Insulting the president is a crime according to Turkish law.
But whether or not the meme was a true insult is under consideration, and the judge in the case has called in five literary experts to help him decide. The defendant, Turkish physician Dr. Bilgin Ciftci, faces up to two years in prison if convicted.
A prominent Tolkien expert himself, Wheaton Professor of English Michael Drout weighed in on the case in a recent New York Times article and in an interview on NPR’s All Things Considered.
“I don’t think there’s any consensus that Gollum is evil,” Drout told the New York Times. “He is the most tragic character in The Lord of the Rings.”
Drout said he heard about the case about 24 hours before being contacted by media.
“Every person who saw it posted it to me on Facebook or sent it to me in an email,” he said. “In some articles, they were referred to as ‘Tolkien experts,’ though the actual news out of Turkey calls them ‘literary experts,’ so people were asking if I was one of the experts.”

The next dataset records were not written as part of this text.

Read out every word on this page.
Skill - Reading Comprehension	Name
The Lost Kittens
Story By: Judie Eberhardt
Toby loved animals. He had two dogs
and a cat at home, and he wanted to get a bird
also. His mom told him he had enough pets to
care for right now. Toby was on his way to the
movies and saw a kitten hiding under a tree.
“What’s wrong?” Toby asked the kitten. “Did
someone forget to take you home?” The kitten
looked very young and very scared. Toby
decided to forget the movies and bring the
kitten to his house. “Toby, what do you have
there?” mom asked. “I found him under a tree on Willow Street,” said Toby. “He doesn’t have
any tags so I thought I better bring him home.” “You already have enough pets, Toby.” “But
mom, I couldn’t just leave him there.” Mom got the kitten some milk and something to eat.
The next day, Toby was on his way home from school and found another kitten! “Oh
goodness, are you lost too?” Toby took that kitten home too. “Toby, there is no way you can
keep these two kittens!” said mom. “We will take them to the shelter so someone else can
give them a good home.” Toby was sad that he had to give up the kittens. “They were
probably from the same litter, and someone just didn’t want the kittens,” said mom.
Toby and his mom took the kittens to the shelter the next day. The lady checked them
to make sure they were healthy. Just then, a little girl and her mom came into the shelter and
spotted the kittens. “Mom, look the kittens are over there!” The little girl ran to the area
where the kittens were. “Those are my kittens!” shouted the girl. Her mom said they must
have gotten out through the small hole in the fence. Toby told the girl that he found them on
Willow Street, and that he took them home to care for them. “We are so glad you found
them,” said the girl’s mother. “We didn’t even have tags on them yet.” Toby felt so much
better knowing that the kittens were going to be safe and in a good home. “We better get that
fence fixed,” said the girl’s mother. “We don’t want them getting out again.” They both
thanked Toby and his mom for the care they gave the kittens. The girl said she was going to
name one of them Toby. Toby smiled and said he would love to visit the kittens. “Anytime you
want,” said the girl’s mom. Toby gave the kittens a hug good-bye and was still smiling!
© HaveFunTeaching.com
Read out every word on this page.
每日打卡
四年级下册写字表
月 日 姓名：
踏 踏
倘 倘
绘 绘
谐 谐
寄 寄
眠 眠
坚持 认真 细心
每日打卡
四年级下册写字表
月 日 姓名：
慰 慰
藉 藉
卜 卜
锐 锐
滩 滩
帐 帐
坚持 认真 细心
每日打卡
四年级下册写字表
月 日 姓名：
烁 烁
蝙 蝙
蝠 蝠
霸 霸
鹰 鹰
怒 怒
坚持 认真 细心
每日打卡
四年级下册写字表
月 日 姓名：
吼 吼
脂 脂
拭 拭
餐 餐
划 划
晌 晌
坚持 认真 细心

Based purely on Gollum’s appearance, proving the comparison was not meant as an insult could be a tough sell, Drout said.
But Drout also sees a possible argument in Ciftci’s favor: In the end of the series, Gollum saves the entire world of Middle Earth by destroying the very ring whose influence led him do evil acts.
Though Drout called the idea of being jailed over comments about a president “horrifying,” he said the case does shed light on an aspect of Tolkien’s work that often gets misunderstood.
“There’s a stereotype, often used by people who have not read The Lord of the Rings, that Tolkien’s characters are cardboard perfect and that everything in Tolkien is black and white,” Drout said. “But all Tolkien scholars realize that Gollum is unbelievably complex.”